Check it out: Laughter best medicine for stress
Sunday, November 25, 2012
“Catalog Living at Its Most Absurd: Decorating Takes (Wicker) Balls”
By Molly Erdman; Plume, 115 pages.
Well, I can't believe what I'm about to write: Christmas is exactly one month away. Weren't we just celebrating summer's long days, picking tomatoes from our gardens, enjoying sunshine and outdoor cookouts? Honestly, where does the time go?
With Thanksgiving under our belts, we're now faced with all things holiday. Shopping, cooking, decorating, and every other detail that goes into producing successful December festivities are barreling towards us, picking up speed with every passing day. This means that a lot of stressed-out people will soon be hitting the roads, jockeying for parking spots at malls, standing in long lines just so Dec. 25 is the best day ever. It's a wonder there isn't more screaming this time of year.
This is why it's important to take a few moments just for yourself. After all, your hair can't be on fire every day -- it's hard on your hair and takes a mighty toll on your noggin. So, think about heading to the library and checking out "Catalog Living at Its Most Absurd." If you've ever looked at a catalog from Crate and Barrel or Pottery Barn, and wondered, "Do perfectly appointed living rooms and immaculate kitchens really exist?" then you'll appreciate author Molly Erdman's humor in her tongue-in-cheek take on catalog living.
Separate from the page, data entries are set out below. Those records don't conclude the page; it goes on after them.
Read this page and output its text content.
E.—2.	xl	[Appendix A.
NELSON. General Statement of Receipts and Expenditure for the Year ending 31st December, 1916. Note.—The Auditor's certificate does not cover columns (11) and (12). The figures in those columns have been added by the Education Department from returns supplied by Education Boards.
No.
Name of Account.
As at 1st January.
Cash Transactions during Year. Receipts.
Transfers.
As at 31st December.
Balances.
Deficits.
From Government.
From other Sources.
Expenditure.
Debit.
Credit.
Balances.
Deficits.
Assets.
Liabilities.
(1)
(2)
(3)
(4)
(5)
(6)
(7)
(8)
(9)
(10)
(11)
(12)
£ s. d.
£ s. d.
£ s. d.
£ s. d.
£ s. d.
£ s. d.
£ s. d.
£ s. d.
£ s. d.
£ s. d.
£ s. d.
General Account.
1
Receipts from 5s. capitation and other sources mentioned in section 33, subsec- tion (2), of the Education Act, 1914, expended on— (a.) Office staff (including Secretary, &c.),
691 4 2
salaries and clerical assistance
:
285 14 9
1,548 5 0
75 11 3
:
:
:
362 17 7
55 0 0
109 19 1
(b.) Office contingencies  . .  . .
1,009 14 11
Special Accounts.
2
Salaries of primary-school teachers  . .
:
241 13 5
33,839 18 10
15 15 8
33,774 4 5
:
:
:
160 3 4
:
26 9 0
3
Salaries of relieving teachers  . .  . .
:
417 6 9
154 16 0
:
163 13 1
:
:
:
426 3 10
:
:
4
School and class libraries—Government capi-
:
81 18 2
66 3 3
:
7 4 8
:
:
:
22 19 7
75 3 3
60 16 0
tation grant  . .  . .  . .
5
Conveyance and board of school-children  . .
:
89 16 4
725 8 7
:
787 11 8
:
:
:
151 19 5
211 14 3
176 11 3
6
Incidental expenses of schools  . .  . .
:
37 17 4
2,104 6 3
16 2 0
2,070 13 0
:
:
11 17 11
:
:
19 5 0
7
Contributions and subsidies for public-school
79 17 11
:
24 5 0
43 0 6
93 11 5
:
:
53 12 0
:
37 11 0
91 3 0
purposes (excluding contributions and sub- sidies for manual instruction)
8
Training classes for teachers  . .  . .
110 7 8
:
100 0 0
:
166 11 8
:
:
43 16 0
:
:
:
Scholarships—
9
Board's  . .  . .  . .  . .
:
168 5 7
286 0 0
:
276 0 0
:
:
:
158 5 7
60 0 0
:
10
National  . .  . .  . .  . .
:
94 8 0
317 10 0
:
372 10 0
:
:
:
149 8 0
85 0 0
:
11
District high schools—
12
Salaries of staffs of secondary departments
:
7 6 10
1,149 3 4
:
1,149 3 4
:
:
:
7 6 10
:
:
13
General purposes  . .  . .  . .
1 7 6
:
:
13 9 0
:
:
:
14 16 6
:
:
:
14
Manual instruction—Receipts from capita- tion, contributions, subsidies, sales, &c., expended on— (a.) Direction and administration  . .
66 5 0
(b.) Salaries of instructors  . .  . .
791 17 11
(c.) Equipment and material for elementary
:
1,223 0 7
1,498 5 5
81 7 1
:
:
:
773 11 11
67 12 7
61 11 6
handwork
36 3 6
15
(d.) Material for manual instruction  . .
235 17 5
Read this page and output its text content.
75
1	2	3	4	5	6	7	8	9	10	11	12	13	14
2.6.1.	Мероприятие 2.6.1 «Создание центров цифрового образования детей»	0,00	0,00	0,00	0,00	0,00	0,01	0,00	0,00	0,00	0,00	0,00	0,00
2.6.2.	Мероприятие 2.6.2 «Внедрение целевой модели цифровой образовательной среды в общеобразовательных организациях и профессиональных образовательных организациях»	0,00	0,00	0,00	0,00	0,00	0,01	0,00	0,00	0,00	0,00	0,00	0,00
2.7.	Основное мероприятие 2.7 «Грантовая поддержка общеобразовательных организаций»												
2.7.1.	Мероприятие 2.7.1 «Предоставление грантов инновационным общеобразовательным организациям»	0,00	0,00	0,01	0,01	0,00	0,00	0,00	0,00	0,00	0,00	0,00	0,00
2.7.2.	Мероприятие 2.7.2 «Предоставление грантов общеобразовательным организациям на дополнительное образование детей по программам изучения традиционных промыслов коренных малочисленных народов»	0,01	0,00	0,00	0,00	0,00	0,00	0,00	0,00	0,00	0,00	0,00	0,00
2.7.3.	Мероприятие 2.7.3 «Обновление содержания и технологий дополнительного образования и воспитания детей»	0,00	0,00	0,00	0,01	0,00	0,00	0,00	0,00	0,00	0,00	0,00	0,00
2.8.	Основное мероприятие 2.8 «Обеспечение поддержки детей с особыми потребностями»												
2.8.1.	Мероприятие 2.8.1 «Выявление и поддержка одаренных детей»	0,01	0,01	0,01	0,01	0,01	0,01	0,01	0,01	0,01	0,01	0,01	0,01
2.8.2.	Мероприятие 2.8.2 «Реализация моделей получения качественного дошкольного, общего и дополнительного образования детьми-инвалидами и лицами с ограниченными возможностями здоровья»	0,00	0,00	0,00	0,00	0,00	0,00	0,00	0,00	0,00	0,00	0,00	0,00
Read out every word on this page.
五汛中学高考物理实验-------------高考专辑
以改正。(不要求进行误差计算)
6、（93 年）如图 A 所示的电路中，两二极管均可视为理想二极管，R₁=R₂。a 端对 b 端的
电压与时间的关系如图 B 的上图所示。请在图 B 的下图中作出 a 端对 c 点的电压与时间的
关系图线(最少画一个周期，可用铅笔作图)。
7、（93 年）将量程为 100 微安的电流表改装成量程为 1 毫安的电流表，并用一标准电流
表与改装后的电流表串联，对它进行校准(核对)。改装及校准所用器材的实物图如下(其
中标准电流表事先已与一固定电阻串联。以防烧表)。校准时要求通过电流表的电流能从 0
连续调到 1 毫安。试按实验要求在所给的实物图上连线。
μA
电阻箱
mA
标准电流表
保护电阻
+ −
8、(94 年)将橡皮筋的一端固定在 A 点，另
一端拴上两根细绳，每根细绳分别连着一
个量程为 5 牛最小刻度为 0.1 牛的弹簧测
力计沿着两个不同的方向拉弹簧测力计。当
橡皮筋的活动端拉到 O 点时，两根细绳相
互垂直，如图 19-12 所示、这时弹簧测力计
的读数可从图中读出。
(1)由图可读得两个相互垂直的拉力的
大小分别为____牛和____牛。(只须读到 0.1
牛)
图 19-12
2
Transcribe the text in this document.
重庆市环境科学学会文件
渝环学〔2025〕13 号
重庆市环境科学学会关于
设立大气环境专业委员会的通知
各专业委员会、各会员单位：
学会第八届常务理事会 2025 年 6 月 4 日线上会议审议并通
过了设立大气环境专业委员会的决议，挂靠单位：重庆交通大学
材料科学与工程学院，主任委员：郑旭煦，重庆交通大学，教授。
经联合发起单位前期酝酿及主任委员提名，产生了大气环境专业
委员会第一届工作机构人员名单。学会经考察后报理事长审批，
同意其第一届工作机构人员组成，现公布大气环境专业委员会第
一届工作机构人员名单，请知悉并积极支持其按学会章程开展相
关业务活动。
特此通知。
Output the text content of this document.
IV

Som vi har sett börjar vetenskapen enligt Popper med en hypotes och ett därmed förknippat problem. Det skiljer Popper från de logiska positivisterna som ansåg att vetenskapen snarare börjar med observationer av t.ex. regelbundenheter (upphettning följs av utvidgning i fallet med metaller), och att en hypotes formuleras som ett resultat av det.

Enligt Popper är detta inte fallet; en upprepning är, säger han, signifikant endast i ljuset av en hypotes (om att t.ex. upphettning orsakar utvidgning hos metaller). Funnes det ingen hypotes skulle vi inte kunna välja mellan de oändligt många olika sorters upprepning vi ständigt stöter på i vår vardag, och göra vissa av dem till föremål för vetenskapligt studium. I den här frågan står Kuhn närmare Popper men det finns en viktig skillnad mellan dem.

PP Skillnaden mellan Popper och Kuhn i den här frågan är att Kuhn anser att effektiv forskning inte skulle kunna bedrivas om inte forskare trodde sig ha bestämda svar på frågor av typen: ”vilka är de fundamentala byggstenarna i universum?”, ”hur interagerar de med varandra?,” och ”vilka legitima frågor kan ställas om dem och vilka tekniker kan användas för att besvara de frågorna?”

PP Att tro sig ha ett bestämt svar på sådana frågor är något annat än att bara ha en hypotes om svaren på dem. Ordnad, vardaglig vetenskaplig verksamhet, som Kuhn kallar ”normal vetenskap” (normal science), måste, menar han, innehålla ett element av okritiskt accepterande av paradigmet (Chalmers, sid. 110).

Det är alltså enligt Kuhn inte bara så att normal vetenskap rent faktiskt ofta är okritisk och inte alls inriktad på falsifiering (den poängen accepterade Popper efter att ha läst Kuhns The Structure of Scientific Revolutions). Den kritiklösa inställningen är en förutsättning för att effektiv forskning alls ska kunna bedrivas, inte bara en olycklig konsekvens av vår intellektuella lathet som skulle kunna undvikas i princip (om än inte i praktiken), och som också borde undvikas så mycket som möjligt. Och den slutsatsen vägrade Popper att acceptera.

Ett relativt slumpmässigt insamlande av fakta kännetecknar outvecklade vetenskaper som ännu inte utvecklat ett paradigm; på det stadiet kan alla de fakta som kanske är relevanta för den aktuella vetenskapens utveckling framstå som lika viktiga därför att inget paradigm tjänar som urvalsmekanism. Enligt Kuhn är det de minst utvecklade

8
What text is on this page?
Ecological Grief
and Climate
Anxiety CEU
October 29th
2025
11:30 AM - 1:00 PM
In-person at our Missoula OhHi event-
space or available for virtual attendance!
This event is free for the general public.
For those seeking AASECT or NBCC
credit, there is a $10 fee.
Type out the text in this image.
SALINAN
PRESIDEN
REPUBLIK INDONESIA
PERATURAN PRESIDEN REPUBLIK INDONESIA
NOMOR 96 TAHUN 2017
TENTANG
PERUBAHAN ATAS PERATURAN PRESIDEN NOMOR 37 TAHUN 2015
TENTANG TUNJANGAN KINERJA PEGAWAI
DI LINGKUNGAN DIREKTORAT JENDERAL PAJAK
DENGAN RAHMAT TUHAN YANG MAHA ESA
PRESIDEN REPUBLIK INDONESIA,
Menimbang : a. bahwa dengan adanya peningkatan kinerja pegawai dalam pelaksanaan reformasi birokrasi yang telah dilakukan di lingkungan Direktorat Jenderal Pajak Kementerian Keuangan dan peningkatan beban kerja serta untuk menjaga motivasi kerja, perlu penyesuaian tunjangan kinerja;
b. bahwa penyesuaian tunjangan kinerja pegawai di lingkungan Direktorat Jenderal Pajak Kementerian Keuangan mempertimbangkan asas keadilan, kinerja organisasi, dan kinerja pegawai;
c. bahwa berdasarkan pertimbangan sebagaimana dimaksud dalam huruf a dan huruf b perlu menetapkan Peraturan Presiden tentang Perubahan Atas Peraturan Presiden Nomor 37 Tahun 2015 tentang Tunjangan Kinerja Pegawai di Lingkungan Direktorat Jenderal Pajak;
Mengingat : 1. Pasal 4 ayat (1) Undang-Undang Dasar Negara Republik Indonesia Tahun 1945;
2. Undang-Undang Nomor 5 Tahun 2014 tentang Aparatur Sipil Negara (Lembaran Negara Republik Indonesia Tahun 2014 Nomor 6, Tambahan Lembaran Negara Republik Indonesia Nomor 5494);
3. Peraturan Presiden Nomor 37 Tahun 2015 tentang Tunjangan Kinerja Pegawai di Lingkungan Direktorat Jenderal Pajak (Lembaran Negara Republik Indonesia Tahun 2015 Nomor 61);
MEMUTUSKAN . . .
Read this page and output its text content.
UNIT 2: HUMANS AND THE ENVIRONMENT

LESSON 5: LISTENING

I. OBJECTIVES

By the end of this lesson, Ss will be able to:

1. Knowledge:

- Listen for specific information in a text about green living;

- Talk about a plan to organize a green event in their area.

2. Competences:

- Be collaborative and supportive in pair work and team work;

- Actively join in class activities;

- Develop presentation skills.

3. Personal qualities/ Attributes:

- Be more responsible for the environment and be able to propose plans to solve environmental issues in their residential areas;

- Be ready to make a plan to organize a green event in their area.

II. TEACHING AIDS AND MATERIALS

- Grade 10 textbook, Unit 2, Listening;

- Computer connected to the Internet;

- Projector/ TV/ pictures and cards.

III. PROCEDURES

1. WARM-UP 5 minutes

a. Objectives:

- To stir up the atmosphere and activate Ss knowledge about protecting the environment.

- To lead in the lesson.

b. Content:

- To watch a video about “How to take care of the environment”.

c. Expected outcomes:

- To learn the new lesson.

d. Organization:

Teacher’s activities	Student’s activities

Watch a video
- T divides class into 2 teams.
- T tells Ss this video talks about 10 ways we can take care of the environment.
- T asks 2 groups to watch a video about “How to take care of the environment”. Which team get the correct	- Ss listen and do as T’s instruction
Through the voices of an imaginary couple, Gary and Elaine, Erdman writes witty, sometimes scathing captions for real photographs from real catalogs. A picture of a stylish bedroom, decorated with large, three-dimensional circles attached to the ceiling, prompts Elaine to comment, "Were you eating peanuts in here, Gary? The ceiling broke out in hives again." Gary gets his turn with a sparsely decorated bathroom that includes a rather bizarre trio of wicker balls situated on the floor next to the toilet: "Sorry, Elaine, but it's the only alone time I have to practice my juggling." Yes, catalog living can be absurd.
Humor is a great antidote to stress, so when another driver cuts you off in traffic, the must-have toy for little Billy's Christmas is completely sold out, and Aunt Edna's figgy pudding gives everyone indigestion, remember to laugh. This, too, shall pass.